Image credits: The image has been created by the author Raqshan W. Siddiqui

Clinical insights into magnesium's role in cardiovascular health

Association Between Magnesium Supplementation and Cardiac Arrhythmias

A study was conducted by Raghu et al. on 55 participants with a cardiac response rate of more than 120 beats/minute and atrial fibrillation [37]. Of them, 75% received treatment with magnesium sulfate (MgSO4) and 25% received a placebo [37]. In addition to conventional therapy, 2.5 grams of intravenous MgSO4 was given, and it led to a conversion to sinus rhythm and a reduction in pulse rate [37]. Davey and Teubner observed similar outcomes in a prospective, randomized, double-blind, placebo-controlled experiment on 199 adults with fast atrial fibrillation who were admitted to the emergency room [38]. MgSO4 was given to 102 participants, while a placebo was given to 97 [38]. It was shown that the MgSO4 group had a higher chance of achieving a heart rate of less than 100 beats/minute and changing to sinus rhythm [38].

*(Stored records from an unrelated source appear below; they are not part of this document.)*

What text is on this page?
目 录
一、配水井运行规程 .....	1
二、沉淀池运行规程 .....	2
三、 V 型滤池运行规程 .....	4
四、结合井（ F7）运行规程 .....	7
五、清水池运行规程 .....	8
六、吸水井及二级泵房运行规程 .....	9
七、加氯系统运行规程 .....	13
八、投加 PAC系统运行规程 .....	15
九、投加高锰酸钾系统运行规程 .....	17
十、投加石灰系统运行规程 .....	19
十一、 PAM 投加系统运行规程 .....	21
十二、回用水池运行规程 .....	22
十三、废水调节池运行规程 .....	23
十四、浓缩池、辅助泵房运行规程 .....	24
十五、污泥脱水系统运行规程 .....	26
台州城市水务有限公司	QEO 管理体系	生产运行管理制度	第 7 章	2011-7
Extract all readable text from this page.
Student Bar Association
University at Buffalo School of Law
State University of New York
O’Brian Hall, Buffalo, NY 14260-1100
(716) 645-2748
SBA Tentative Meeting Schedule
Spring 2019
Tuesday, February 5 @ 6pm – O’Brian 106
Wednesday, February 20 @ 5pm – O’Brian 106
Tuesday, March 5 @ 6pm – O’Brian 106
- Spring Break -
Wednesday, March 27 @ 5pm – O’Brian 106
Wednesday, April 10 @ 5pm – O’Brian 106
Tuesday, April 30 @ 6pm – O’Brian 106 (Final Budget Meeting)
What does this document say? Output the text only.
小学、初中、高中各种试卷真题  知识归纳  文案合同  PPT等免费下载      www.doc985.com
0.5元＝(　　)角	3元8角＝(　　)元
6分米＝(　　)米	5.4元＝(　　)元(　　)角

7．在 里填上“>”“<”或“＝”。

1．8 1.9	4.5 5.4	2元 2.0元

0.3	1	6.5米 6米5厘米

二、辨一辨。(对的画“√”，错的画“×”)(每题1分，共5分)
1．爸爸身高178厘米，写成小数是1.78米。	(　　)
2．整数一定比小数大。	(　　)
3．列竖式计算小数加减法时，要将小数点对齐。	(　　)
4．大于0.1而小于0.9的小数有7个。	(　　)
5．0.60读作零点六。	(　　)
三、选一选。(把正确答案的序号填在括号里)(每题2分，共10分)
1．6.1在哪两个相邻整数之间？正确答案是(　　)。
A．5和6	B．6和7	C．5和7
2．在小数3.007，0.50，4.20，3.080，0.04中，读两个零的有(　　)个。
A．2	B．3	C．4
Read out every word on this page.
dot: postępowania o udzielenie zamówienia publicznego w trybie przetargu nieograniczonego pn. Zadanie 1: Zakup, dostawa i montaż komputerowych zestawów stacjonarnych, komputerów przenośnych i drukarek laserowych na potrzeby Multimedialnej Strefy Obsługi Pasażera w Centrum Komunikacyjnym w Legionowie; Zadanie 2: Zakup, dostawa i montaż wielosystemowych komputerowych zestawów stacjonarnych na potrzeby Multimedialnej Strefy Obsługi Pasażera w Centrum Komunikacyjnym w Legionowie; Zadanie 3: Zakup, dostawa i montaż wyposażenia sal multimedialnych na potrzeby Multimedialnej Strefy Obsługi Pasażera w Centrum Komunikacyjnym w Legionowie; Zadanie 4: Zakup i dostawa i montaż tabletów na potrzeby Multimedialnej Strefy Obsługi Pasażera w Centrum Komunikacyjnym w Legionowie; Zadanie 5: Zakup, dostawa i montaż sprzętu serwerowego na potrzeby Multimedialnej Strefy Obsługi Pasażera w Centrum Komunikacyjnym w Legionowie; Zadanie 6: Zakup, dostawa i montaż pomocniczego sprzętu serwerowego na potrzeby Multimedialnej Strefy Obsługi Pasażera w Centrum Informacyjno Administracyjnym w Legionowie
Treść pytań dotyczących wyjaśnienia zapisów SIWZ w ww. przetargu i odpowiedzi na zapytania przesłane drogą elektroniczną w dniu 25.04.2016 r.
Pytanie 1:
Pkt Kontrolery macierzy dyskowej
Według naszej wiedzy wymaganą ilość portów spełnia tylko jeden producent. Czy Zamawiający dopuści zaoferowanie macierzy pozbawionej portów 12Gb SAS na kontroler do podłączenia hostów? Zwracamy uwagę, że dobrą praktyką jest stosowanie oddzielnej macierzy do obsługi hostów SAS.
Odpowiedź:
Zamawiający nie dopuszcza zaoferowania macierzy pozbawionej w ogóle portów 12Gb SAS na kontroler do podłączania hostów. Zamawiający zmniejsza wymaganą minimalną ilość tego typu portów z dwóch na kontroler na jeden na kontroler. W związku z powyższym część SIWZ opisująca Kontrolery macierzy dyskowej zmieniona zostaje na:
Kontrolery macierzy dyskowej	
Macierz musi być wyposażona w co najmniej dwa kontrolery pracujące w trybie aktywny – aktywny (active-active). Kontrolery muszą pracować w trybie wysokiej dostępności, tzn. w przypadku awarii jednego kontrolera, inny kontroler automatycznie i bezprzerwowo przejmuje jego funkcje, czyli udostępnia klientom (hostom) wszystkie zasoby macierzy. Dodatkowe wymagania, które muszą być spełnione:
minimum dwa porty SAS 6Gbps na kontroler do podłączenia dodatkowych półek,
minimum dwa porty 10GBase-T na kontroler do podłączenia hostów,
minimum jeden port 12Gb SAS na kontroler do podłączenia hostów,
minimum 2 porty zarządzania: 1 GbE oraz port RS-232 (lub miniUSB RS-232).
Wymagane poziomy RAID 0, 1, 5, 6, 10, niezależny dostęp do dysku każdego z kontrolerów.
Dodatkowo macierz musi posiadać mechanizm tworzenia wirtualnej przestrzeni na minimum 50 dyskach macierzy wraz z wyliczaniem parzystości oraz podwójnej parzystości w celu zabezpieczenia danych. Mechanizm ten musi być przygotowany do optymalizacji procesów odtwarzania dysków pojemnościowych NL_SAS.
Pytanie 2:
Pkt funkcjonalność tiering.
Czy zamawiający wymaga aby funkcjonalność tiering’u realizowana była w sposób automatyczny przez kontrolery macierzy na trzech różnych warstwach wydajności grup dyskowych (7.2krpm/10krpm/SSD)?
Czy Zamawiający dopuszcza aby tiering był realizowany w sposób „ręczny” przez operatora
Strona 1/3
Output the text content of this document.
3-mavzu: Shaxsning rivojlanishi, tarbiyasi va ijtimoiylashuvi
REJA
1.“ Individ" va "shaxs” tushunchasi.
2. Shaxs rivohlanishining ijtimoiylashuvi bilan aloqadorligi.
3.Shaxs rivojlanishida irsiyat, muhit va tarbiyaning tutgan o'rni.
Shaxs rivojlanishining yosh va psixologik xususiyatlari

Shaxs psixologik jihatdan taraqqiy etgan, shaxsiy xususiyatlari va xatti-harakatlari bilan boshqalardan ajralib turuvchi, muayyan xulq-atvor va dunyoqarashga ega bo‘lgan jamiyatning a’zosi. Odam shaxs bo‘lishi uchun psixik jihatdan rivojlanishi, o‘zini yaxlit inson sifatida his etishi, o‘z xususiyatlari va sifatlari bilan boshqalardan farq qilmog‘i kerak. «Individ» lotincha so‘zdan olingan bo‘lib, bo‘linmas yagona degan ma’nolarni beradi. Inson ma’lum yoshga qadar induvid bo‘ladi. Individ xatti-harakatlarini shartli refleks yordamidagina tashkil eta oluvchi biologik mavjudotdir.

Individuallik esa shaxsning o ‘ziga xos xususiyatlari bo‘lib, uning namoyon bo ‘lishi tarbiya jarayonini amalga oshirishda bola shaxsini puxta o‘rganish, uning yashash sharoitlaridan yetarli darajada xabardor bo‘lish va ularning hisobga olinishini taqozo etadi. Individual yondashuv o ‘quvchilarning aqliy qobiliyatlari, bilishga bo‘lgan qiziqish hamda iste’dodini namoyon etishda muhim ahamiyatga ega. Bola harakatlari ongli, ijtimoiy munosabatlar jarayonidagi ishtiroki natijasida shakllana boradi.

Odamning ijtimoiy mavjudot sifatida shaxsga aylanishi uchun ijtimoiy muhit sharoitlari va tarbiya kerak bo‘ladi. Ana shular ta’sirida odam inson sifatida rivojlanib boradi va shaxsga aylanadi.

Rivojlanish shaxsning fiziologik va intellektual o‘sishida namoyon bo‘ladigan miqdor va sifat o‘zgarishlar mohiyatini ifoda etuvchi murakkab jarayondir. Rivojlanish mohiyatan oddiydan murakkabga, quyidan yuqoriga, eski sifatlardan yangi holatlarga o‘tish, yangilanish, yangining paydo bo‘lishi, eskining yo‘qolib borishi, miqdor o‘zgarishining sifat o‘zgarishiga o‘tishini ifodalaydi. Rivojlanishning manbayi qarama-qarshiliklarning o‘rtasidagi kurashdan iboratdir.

Two hundred patients undergoing their first coronary artery bypass grafting procedure were examined by Toraman et al. and randomly assigned to two separate groups [39]. In the group that was administered magnesium, atrial fibrillation after surgery affected two patients (2%), whereas in the control group, it affected 21 patients (21%) [39]. Thus, it was determined that magnesium supplementation during the period before surgery, as well as during the early phase after surgery, significantly lowers the risk of atrial fibrillation following coronary artery bypass grafting [39]. This research was supported by an experimental study done in Iran in which 160 adult individuals undergoing heart surgery with normal hemodynamics and normal sinus rhythm were studied [40]. The results showed a major difference in the occurrence of all arrhythmias between the magnesium-treated and untreated groups [40]. Table 1 presents the relationship between magnesium supplementation and cardiac arrhythmias, as observed in various studies.

Table 1. Association between magnesium supplementation and cardiac arrhythmias in different studies.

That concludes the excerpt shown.